Há épocas em que a humanidade parece caminhar em círculos, mas há outras — como a nossa — em que ela parece correr em disparada, tropeçando na própria pressa. Entre tantas marcas do nosso tempo, uma se repete como um refrão amargo: a rebelião dos filhos contra os pais, quase sempre acompanhada pela desconfiança, quando não pelo desprezo, pela tradição. É como se o passado tivesse se tornado um fantasma incômodo, e os pais, guardiões desse passado, fossem os novos inimigos.
Não há necessidade de dramatizar: basta observar. A história doméstica, essa pequena liturgia do cotidiano, está sendo substituída por narrativas importadas, efêmeras, moldadas por telas luminosas que piscam como oráculos modernos. E, no entanto, os antigos sempre souberam: quem rompe com suas raízes, cedo ou tarde, é levado pelo vento como palha seca.
A rebelião juvenil não é novidade — o Eclesiastes já conhecia o gosto dessa teimosia. Mas o que vemos hoje tem algo mais profundo: não é apenas o desejo de trilhar seu próprio caminho, mas de negar o caminho que veio antes. Os pais, antes mestres, tornaram-se figuras ultrapassadas; e a tradição, antes tesouro, tornou-se peso.
Claro, o humor ligeiro não faz mal: às vezes parece que, para alguns jovens, tudo o que existia antes do próprio nascimento pertence à Idade da Pedra. Mas o problema é sério. Quando a memória se torna irrelevante, a humanidade perde o eixo.
Chamar a tradição de inimiga é como chamar o próprio coração de opressor. A tradição — esta palavra tão esquecida — é o acúmulo da experiência humana que sobreviveu ao teste do tempo. É o fio que liga gerações, o canto que ecoa no escuro indicando por onde já passaram os que amamos.

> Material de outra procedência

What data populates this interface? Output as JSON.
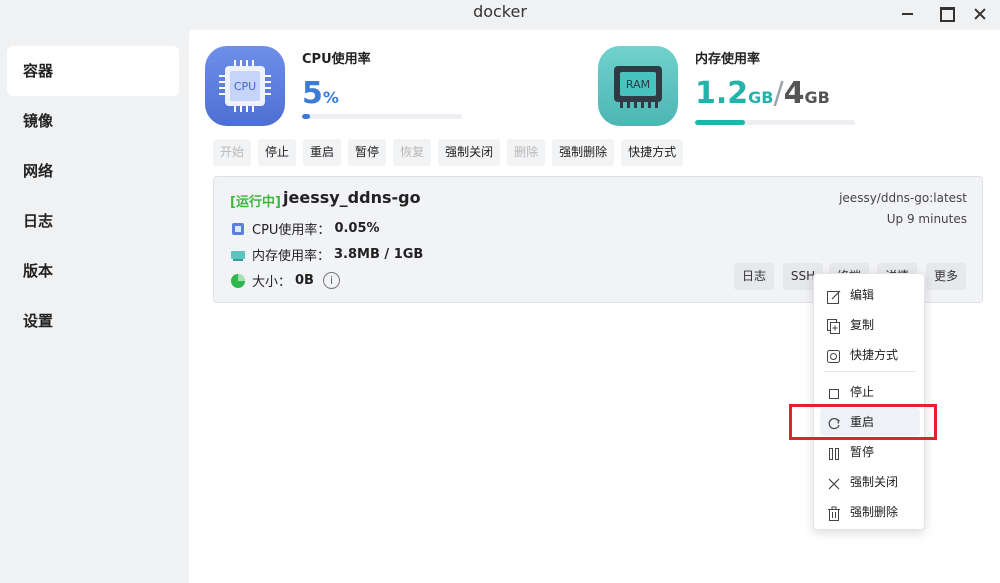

Negá-la não nos torna modernos; nos torna órfãos.
E órfãos espirituais fazem barulho, mas não sabem para onde caminham.
Por trás dessa revolta contra o passado há muitas causas: a velocidade da vida, a perda da autoridade moral, o colapso das instituições, a crença infantil de que ser livre é não ter limites. Mas a verdade permanece: não há liberdade sem direção, e quem rejeita a tradição rejeita o mapa que poderia guiá-lo.
O mais curioso — e trágico — é que essa ruptura produz fome. Uma fome silenciosa, mas profunda. Fome de sentido, de pertença, de uma herança que não se escolhe, mas se recebe.
E quando essa fome não encontra pão, ela se alimenta de ilusões: ideologias rápidas, espiritualidades de balcão, modas emocionais que prometem muito e sustentam pouco.
No fundo, muitos dos que se rebelam contra a tradição não o fazem por convicção, mas por carência. Rejeitam o passado porque nunca lhes foi mostrado como se deve: com beleza, com firmeza, com amor. E porque a sociedade, em vez de ensinar reverência, ensina consumo — até de ideias.
Como recuperar esse laço entre pais e filhos?
Como restaurar o respeito pela tradição num mundo que corre como se estivesse com pressa de se perder?
A resposta é simples, mas não fácil: é preciso testemunho.
Tradição não se impõe como peso, mas se transmite como herança viva. Filhos escutam menos palavras e mais vidas. Pais que vivem o que dizem, que guardam o que receberam, tornam-se faróis para seus filhos — mesmo que, por um tempo, eles desviem o olhar.
E, claro, é preciso coragem. A coragem de remar contra a maré. De dizer aos jovens, com uma sinceridade quase antiga: “Há sabedoria no que veio antes de ti. Não sejas apressado em desprezar.”
No fundo, a tradição não é inimiga.
Inimigo é o vazio que toma o lugar dela quando a expulsamos.
Este artigo não é um lamento romântico pelo passado, mas um alerta. O mundo moderno diz que para avançar é preciso cortar as âncoras. Mas os antigos sabiam o contrário: sem raiz, a árvore não cresce; cai.
A rebelião dos filhos contra os pais é, no fim, uma rebelião contra a própria história — e sem história, ninguém sabe quem é.
Talvez seja hora de escutar novamente o murmúrio dos antigos, que sopram como vento pelas frestas do tempo: “Não se é menor por respeitar o passado; é-se maior porque se está de pé sobre os ombros de gigantes.”
E assim, quem sabe, os filhos possam reencontrar os pais, e ambos reencontrem o caminho que liga o que fomos ao que ainda podemos ser.